Soon it will be Advent, my favorite season of the church year and the setting of my favorite service in the Anglican liturgy: the Festival of Lessons and Carols. I first heard this moving service fifteen years ago, when God answered my cry from another wilderness and led me to the family that nurtured and sustained me for more than ten years. True to the Anglican understanding of Advent, this powerful service begins with the reprimand through which “God tells sinful Adam that he has lost the life of Paradise.” The lessons continue with the promise to Abraham, the prophecies of comfort and light delivered by Isaiah and Jeremiah, and the preparation for Jesus’ birth by John the Baptist. Interspersed with these readings are the Advent hymns with their solemn reminders to trim our lamps and their stern warnings of judgment, with their comfortable words of hope and salvation and their glad tidings of the King who will come when morning dawns. And as backdrop for the entire ceremony, “O Come, O Come, Emmanuel” traces the plan of salvation through its plangent strains.

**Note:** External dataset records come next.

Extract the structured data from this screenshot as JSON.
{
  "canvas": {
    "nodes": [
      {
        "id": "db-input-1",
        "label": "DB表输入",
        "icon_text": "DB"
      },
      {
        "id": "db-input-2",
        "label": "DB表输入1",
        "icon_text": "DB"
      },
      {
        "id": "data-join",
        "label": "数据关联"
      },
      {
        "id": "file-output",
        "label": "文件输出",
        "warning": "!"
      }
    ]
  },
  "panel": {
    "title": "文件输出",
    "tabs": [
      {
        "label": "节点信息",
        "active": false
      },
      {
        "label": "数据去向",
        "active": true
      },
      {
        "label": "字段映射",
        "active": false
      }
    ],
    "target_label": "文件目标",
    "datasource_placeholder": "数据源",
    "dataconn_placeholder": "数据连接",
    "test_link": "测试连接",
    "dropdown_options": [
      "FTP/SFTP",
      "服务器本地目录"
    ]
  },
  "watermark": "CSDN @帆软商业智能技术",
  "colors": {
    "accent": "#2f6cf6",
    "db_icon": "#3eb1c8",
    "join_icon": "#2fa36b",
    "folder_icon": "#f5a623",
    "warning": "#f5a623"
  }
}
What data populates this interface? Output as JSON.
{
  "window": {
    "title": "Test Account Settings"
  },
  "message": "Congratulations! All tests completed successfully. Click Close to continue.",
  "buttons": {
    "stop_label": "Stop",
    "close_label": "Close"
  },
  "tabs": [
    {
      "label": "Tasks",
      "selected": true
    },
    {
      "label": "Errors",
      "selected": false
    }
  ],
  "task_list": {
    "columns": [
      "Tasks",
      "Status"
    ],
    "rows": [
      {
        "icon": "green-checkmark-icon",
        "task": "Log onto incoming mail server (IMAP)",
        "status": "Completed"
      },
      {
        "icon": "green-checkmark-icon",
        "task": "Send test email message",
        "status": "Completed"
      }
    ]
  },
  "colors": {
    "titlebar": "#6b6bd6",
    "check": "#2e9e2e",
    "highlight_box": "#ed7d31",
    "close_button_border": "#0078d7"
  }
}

I still have much to learn from the lessons and carols of Advent. First, I must understand that without lessons, we stagnate and die. No, I do not subscribe to the Calvinism-for-dummies theology of those who say “everything happens for a reason.” But I do know that sometimes we have to go through the damp drizzlies before we can appreciate the warm cuddlies. Somehow I forgot that Sunday school lesson I taught so many times, that God will use our suffering to heal our own lives and the lives of others—but only if we let him. Through all those perceived losses of the long winter from which I am slowly emerging, I never once listened for the lessons, nor did I share the wisdom borne of loss and renewal.
I—the quintessential teacher except of myself—must also remember, though, that lessons aren’t always administered with hickory sticks. We can learn from pain, but we can also learn from joy. That is, we can—and we must—both suffer and celebrate. We must work, and we must sing. We need both lessons and carols. For me, that reminder is the message of this blessed season of Advent 2011.